"Den Glauben raus aus den Kirchenmauern zu den Menschen tragen" Helena Wappmannsberger will Menschen zuhören und befähigen, ihren Glauben zu leben

 
Die Theologiestudentin und angehende Pastoralreferentin Helena Wappmannsberger (21) ist nicht mit allem in der katholischen Kirche einverstanden. Doch sie ist überzeugt, dass "es an der Zeit ist, dass wir überzeugt unseren Glauben leben, überzeugt von unserem Glauben reden, uns einander und anderen öffnen".
 
Theologiestudentin Helena Wappmannsberger
Helena Wappmannsberger (21)
Ich bin Helena, 21 Jahre alt und studiere jetzt im 6. Semester katholische Theologie. Neben dem Studium bin ich im Ausbildungszentrum für Pastoralreferent:innen (ABZ) der Erzdiözese München und Freising und, so hoffe ich, eine liberale und emanzipierte Frau.

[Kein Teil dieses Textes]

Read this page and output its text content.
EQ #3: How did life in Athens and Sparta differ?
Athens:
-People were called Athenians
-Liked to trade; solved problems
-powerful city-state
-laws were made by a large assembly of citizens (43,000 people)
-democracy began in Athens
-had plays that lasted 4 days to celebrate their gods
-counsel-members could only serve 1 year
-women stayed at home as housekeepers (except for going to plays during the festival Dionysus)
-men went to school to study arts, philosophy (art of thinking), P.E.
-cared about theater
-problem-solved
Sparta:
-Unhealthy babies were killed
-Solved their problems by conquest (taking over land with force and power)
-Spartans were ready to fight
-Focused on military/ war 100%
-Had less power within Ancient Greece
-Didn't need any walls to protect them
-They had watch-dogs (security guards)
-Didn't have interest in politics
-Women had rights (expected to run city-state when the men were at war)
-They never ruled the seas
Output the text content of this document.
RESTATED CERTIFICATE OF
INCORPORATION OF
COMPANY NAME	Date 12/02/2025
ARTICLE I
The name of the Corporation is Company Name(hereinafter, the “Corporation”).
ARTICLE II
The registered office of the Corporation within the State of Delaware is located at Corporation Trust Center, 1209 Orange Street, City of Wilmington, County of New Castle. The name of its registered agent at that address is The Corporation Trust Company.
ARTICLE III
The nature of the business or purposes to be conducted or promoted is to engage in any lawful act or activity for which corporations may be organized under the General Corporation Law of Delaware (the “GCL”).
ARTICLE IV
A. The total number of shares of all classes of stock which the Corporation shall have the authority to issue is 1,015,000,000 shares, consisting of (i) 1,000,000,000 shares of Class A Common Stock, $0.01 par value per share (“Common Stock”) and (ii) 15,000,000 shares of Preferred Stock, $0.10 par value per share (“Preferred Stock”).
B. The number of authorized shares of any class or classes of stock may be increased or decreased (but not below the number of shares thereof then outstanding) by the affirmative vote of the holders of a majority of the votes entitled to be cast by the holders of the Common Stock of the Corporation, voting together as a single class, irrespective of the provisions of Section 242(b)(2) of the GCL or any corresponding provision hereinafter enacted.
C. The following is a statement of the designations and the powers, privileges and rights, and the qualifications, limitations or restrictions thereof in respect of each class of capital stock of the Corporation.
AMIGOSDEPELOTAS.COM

Für viele meiner Freundinnen und Freunde widerspricht sich das wahrscheinlich.

Für mich aber passt das zusammen, denn mein christlicher Glaube, Jesus ist offen für ALLE, bestärkt Frauen in ihrer Wichtigkeit für die Gesellschaft und befähigt alle Menschen darin, für sich und ihre Werte einzustehen, zu glauben, zu hoffen und zu vertrauen. Für mich ist es aus meinem Glauben heraus konsequent, also folgerichtig, die Botschaft Jesu zu vertreten und dafür einzustehen, dass sie weiterlebt und – vor allem – lebendig bleibt.

Und warum in der katholischen Kirche? Ich weiß noch nicht, ob ich das für mich abschließend beantworten kann. Ich versuche es: Ich bin katholisch getauft, erzogen und aufgewachsen, der katholische Glauben ist meine geistliche Heimat, die Institution katholische Kirche kann ich nicht als meine Heimat bezeichnen. Es sind Dinge wie die immer noch mangelhafte Aufarbeitung des sexuellen Missbrauchs, der Umgang mit Lebensformen und Sexualitäten, die nicht der „gut-katholischen Norm“ entsprechen und auch die klerikalen Leitungsformen, die mich daran hindern, mich voll und ganz mit der katholischen Kirche zu identifizieren.
 

"Es macht Spaß und Freude, über Glauben und auch Zweifel zu sprechen"

 
Und trotzdem, ich habe vor zu bleiben; ja sogar den katholischen Glauben weiterzutragen, aus den Kirchenmauern raus in den Alltag der Menschen. Motivierend sind dabei immer wieder Kommilitoninnen und Kommilitonen, Mitstudierende aus dem ABZ oder dem Priesterseminar und auch unsere Ausbildungsverantwortlichen und viele weitere Seelsorgerinnen und Seelsorger, die die Hoffnung, aber auch die Sorgen auch um das System teilen. Was mich ebenfalls motiviert sind Entwicklungen wie zum Beispiel die Initiative „Out in Church“ oder die Neuerung im Bistum Essen, dass dort nun Pastoralreferentinnen und Pastoralreferenten taufen dürfen. Klar ist dies aus einer Not heraus entstanden, aber trotzdem meiner Meinung nach ein Schritt in die richtige Richtung.

Meinen Glauben im Alltag leben und das Teilen meines Glaubens halten mich also im Moment in meiner Bahn, das sind auch die Dinge, die mich auf diesen Weg (Studium und ABZ) gebracht haben. In der Jugendarbeit in meiner Heimat durfte ich lernen, wie viel Spaß und Freude es macht, über Glauben und auch Zweifel zu sprechen, und dahin muss für mich auch unsere Kirche gehen. Es ist an der Zeit, dass wir überzeugt unseren Glauben leben, überzeugt von unserem Glauben reden, uns einander und anderen öffnen, immer in der Gewissheit, dass es nicht den einen richtigen Glauben gibt, sondern dass wir eine Gemeinschaft von Glaubenden sind.

Auch müssen wir offen über unsere Sorgen reden (dürfen) und einander zuhören und Glauben schenken. Ich als junge Katholikin will Menschen zuhören und befähigen, IHREN Glauben zu leben, ohne ihr Leben, ihre Sexualität, ihre Identität davor zu verleugnen, denn all das ist nicht ein Bereich neben der Botschaft Jesu, sondern es ist Teil der Botschaft des Evangeliums.